この仕組みを見るのは誰でもよく、小遣い稼ぎをしたい一般層が動けばよい。アメリカでネットワークビジネスが最も強い地盤を持つのはユタ州である。だからユタの会社にオファーをかけ、そこから拡散させた。設計は「誰が最も速く広げてくれるか」まで含めて行われている。
ローンチから1週間で数百件の契約が決まり、大ヒットした。この仕組みが露見したきっかけは、共同で動いていたメンバーが本人の知らないところで中国で展開したことだった。中国側がこれを見抜き、マイキー氏はその時点で離脱。1年ほど後に中国で問題化した。大手企業はどこも気づかなかった、とも語られている。
この話を受けて、前田氏から鋭い質問が出た。今日の講義は「データを正しくアセスメントできるようになれ」という趣旨だったはずだが、いま説明されたシステムを「これは違うのではないか」と疑うことは、どうすればできるのか。自分は絶対にハマる自信がある、と。

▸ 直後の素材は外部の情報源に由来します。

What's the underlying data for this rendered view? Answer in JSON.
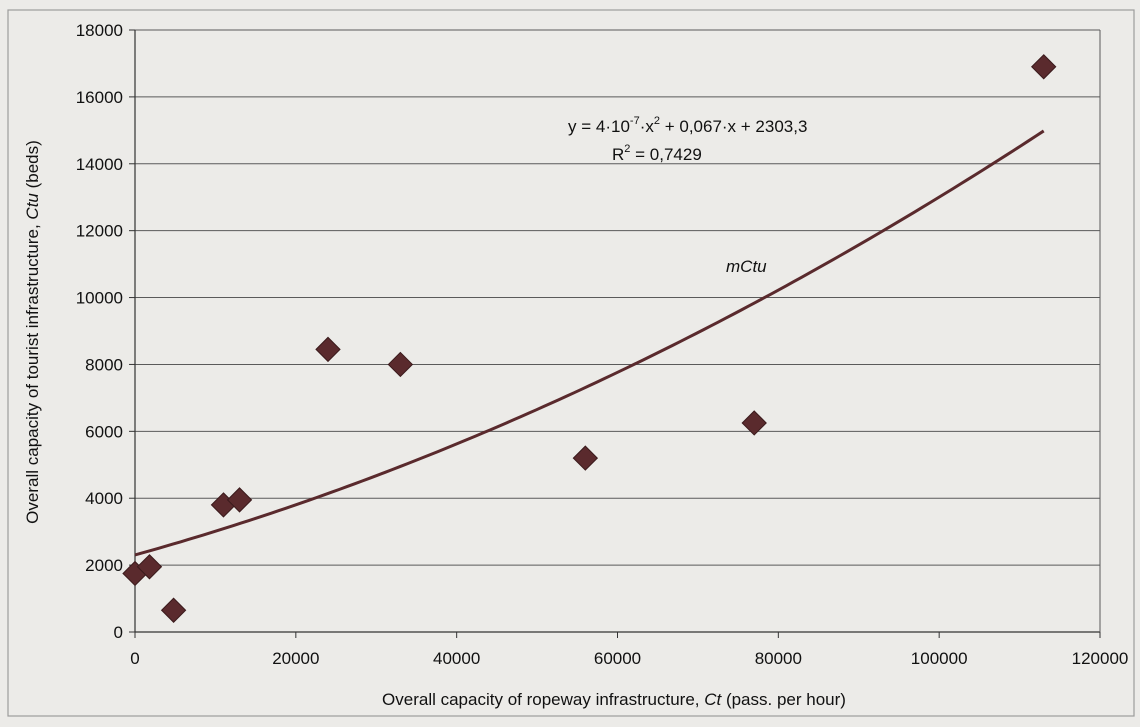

マイキー氏の回答は、ある意味で身も蓋もないものだった。そういうふうに疑えないような仕組みを作ってくる者が、金儲けがうまい。そして逆で、疑える人はそもそもそこに行かない。疑えない人がそこに行く。人参がぶら下がっていれば人は短絡的にそうなる。だから「行かない」という選択そのものが最も重要な防御になる、と。
さらに、この経験があったからこそ、広告代理店は自社の広告がどこでどう見られているかというデータを全部出すべきだ、と過去に発信していたことも明かされた。仕組みを作った側だから、何を隠せるかを知っている。
そして上野氏が、この日の議論を一本の線に戻した。データと情報と知識は本来まったく違うものであるにもかかわらず、同列に並べて語られている。それがまず最大の問題である、と。
質疑で参加者が「調べても見つからない」と述べたこの指標について、Claude も WebSearch で標準的に確立した経済指標としての「Household Stress Index」を特定できなかった。要確認
類似の名称を持つものとしては、家計の財務ストレスを測る各種の民間指数や、学術文脈での家計ストレス尺度が存在するが、講義で説明された「複数の代理指標を合成して家計の状態を読む」という用法に一対一で対応する確立した指標名としては確認できない。講義中でも「ケーススタディの一つで、かなり細かくマニアックな話」と位置づけられており、標準指標というより特定の事例研究で用いられた合成指標である可能性が高い。
実務上は、指標名を追うよりも、講義が示した組み立て方――複数のプロキシ変数を合成し、その合成の筋道を説明できる形にしておく――のほうを持ち帰るべき部分と考えられる。
・血液型性格分類の「1960年・ダム博士」という起源の説明。要確認(公開情報では1927年・古川竹二/1971年以降・能見正比古)
・ABO式血液型の進化年代として挙げられた「A型5万年前/B型2万6千年前」の出典。要確認
・講義で批判された特定の動画で用いられたリトアニア・エストニアの具体的データセット。要確認
・広告システムの事例について、当事者の証言以外の公開記録。要確認 本レポートでは講義中の説明として記述しており、事実として確認したものではない。